Cases of thyroid cancer in Belarus, which neighbors Ukraine, increased for at least 10 years after 1986 in children younger than 14 and for almost 20 years among 20-24 year olds, according to research by Shunichi Yamashita of Nagasaki University, who was appointed as an adviser to Fukushima prefecture on radiation exposure.
Japan needs to improve its testing regime and use the more sophisticated becquerel monitors that were used by European governments after Chernobyl, Sato said.
“I don’t want to give my son local farm products, especially daily necessities such as milk and rice,” Hiromi Murakami, the mother of a 10-year-old boy in Fukushima city, said in an interview.
Japan’s exports of agricultural products fell 19 percent to 21.4 billion yen in April from a year earlier, while exports of marine products dropped 12 percent to 15 billion yen, according to the Ministry of Agriculture, Forestry and Fisheries.

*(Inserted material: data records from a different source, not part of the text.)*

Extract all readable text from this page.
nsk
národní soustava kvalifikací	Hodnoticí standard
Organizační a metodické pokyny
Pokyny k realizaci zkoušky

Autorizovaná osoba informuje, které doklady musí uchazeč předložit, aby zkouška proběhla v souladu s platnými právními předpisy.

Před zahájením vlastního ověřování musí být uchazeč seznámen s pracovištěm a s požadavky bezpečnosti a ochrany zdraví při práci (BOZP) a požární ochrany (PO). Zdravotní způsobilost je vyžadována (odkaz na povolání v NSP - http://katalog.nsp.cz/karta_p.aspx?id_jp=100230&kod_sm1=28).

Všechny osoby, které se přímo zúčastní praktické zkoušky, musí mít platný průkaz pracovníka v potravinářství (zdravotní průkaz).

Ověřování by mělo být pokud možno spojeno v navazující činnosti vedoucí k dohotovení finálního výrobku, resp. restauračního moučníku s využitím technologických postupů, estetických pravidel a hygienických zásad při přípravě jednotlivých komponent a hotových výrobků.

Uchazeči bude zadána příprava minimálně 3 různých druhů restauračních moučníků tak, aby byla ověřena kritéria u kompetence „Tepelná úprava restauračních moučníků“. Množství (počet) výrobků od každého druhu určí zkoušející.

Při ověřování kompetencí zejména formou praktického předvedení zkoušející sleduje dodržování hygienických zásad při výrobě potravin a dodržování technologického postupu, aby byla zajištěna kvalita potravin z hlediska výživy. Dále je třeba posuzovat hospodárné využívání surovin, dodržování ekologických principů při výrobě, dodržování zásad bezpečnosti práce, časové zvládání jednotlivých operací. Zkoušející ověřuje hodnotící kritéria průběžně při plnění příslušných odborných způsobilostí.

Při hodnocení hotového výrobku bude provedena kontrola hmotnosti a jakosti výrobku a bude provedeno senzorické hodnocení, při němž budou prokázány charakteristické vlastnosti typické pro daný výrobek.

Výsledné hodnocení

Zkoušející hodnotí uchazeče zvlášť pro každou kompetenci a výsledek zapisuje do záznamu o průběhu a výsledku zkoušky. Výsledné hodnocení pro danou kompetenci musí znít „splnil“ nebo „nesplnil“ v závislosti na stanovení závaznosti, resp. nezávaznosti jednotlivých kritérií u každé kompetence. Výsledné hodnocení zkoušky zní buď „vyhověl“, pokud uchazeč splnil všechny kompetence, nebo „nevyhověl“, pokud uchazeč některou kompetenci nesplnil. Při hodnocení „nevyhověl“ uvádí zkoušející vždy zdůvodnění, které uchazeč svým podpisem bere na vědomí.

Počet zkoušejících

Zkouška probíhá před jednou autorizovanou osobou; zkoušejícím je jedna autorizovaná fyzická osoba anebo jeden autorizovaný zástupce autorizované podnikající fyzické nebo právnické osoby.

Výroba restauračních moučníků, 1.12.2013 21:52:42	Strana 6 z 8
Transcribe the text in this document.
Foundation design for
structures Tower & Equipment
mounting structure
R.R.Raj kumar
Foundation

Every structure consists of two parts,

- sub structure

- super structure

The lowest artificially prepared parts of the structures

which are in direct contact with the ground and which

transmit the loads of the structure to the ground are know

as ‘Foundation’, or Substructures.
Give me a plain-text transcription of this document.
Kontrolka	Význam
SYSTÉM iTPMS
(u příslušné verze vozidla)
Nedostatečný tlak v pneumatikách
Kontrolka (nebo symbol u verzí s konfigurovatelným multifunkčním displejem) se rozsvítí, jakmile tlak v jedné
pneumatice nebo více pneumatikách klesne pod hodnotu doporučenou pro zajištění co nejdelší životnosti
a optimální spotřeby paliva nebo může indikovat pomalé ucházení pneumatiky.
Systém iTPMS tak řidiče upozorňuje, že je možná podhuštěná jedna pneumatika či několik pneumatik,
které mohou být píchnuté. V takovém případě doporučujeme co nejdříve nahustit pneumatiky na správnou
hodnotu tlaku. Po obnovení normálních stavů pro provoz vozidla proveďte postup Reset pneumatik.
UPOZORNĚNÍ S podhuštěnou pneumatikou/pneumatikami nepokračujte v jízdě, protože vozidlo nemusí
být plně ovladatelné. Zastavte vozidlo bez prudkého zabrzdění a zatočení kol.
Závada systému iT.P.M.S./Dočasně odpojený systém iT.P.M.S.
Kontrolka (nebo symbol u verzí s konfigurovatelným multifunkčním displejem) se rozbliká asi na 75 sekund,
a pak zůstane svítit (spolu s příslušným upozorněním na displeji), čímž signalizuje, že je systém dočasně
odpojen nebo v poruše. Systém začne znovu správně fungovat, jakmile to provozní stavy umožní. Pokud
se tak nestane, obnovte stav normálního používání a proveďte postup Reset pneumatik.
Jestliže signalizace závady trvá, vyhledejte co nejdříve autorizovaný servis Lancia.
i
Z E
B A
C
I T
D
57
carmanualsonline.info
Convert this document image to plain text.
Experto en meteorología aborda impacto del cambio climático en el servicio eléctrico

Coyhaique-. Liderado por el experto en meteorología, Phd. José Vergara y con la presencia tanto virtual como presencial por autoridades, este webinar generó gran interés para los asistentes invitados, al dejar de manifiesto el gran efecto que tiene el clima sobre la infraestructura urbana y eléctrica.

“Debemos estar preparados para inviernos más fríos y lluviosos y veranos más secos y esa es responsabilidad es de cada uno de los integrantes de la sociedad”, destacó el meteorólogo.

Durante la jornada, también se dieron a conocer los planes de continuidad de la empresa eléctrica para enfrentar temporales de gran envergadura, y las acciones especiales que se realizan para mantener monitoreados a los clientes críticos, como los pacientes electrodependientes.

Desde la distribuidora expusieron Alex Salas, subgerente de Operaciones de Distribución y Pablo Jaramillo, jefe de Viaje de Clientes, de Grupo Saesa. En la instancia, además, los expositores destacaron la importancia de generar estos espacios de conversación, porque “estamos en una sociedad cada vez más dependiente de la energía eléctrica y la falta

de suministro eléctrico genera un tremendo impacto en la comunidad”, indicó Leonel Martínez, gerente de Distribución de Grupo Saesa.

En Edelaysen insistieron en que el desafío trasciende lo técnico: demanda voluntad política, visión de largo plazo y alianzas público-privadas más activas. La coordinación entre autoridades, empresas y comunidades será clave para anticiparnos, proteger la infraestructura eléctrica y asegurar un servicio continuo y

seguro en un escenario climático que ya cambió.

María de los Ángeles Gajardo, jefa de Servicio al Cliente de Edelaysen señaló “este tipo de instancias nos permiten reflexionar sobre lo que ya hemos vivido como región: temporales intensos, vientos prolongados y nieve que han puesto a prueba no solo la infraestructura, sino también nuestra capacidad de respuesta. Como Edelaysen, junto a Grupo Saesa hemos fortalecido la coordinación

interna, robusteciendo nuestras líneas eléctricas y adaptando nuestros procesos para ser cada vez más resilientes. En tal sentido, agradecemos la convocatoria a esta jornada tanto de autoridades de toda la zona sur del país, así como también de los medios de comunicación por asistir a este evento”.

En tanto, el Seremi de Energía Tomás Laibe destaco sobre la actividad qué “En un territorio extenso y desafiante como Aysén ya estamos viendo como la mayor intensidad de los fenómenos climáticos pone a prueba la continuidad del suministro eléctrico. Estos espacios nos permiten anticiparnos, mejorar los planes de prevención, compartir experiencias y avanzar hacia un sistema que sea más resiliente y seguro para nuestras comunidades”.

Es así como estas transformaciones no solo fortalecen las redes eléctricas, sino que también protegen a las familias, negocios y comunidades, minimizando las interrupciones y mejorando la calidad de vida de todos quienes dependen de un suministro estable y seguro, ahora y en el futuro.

Powdered milk exports dropped by 87 percent.
At the same time, food imports have risen. Agricultural products from overseas increased by 19 percent to 519 billion yen in April, according to the ministry.
It’s not just what’s in the ground that’s a concern. Atmospheric radiation levels in Fukushima prefecture remain high, according to Greenpeace, which says residents of the prefecture are getting an annual exposure of 10-20 millisieverts, not including food. The government has set a radiation exposure limit for the general public of 20 millisieverts a year.
“We receive lots of radiation every day through the air, so we want to reduce the risk from food as much as possible,” Murakami said.